In addition to the unexpected centrality of Nietzsche, I want to note in passing that, when this book was written, Gilles Deleuze and Felix Guattari's Anti-Oedipus (1972) was still a relatively recent and controversial work, and it is interesting to me that Jameson describes their argument as "very much in the spirit of the present work, for the concern of its authors is to reassert the specificity of the political content of everyday life and of individual fantasy-experience and to reclaim it from that reduction to the merely subjective" which Jameson identified as a feature of both the American psychiatric establishment and the French political scene (6). I like this even-handed and serious consideration of the Deleuzean conception of narrative as a socially symbolic act or system.

So, to summarise these points, some of the positive claims that animate The Political Unconscious are: the Marxist semantic horizons of chapter 1; the move from criticising the ideology of a text to extracting its Utopian vision of the future, pace Bloch, in the conclusion; the politicised ressentiment that unifies the central case studies, and the corresponding political engagement with Nietzsche; the Greimas semiotic rectangle as paradigmatically expressive of the political unconscious; and a generally Deleuzo-Guattarian commitment to "the construction of some new and more adequate, immanent or antitranscendent hermeneutic model" which will not compete with other critical methods so much as position itself as their "horizon," as an analytic perspective on the very intelligibility of different and conflicting interpretive methods in general (7, x).

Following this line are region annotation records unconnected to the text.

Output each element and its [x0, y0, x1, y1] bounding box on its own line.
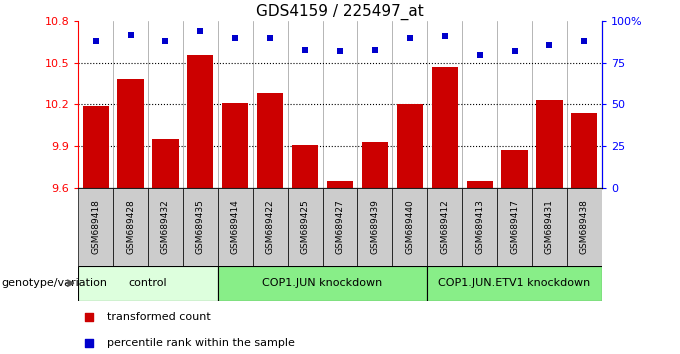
Bar	[466, 181, 493, 188]
Text: GSM689413: GSM689413	[475, 199, 484, 254]
Text: GSM689439: GSM689439	[371, 199, 379, 254]
Point	[125, 32, 136, 38]
Bar	[292, 145, 318, 188]
Point	[83, 341, 94, 346]
Point	[335, 48, 345, 54]
Bar	[362, 142, 388, 188]
Point	[369, 47, 380, 52]
Bar	[501, 150, 528, 188]
Bar	[82, 106, 109, 188]
Text: COP1.JUN knockdown: COP1.JUN knockdown	[262, 278, 383, 288]
Bar	[537, 100, 562, 188]
Text: control: control	[129, 278, 167, 288]
Text: GSM689440: GSM689440	[405, 199, 414, 254]
Bar	[152, 139, 179, 188]
Bar	[78, 266, 218, 301]
Text: GSM689427: GSM689427	[335, 199, 345, 254]
Point	[579, 38, 590, 44]
Bar	[288, 188, 322, 266]
Text: GSM689414: GSM689414	[231, 199, 240, 254]
Bar	[497, 188, 532, 266]
Text: GSM689432: GSM689432	[161, 199, 170, 254]
Bar	[427, 266, 602, 301]
Bar	[187, 55, 214, 188]
Point	[439, 33, 450, 39]
Point	[90, 38, 101, 44]
Title: GDS4159 / 225497_at: GDS4159 / 225497_at	[256, 4, 424, 20]
Bar	[567, 188, 602, 266]
Text: GSM689428: GSM689428	[126, 199, 135, 254]
Point	[544, 42, 555, 47]
Bar	[358, 188, 392, 266]
Bar	[327, 181, 353, 188]
Text: COP1.JUN.ETV1 knockdown: COP1.JUN.ETV1 knockdown	[439, 278, 591, 288]
Text: genotype/variation: genotype/variation	[1, 278, 107, 288]
Bar	[78, 188, 113, 266]
Text: GSM689438: GSM689438	[580, 199, 589, 254]
Text: GSM689417: GSM689417	[510, 199, 519, 254]
Bar	[183, 188, 218, 266]
Text: GSM689422: GSM689422	[266, 199, 275, 254]
Text: GSM689418: GSM689418	[91, 199, 100, 254]
Bar	[396, 104, 423, 188]
Text: GSM689425: GSM689425	[301, 199, 309, 254]
Bar	[392, 188, 427, 266]
Bar	[462, 188, 497, 266]
Point	[265, 35, 275, 41]
Text: GSM689431: GSM689431	[545, 199, 554, 254]
Bar	[427, 188, 462, 266]
Bar	[118, 80, 143, 188]
Bar	[222, 103, 248, 188]
Point	[509, 48, 520, 54]
Bar	[532, 188, 567, 266]
Bar	[253, 188, 288, 266]
Text: GSM689435: GSM689435	[196, 199, 205, 254]
Point	[405, 35, 415, 41]
Bar	[218, 266, 427, 301]
Point	[230, 35, 241, 41]
Point	[83, 314, 94, 320]
Text: GSM689412: GSM689412	[440, 199, 449, 254]
Bar	[257, 93, 284, 188]
Point	[160, 38, 171, 44]
Bar	[218, 188, 253, 266]
Bar	[322, 188, 358, 266]
Point	[195, 28, 206, 34]
Bar	[571, 113, 598, 188]
Bar	[148, 188, 183, 266]
Text: percentile rank within the sample: percentile rank within the sample	[107, 338, 295, 348]
Point	[474, 52, 485, 57]
Text: transformed count: transformed count	[107, 312, 211, 322]
Point	[300, 47, 311, 52]
Bar	[432, 67, 458, 188]
Bar	[113, 188, 148, 266]
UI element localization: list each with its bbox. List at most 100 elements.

I have some doubts about whether all these ideas hang together perfectly in this volume, but, to return to a reading that positions The Political Unconscious as a potential riposte to certain strains of the post-critical turn, it is its final pages which are the most important, because Jameson there reminds us that Marxism earns its place as the horizon of interpretive practice generally conceived because of its modest self-abnegating subservience to actual political praxis, which is the only real post-critique.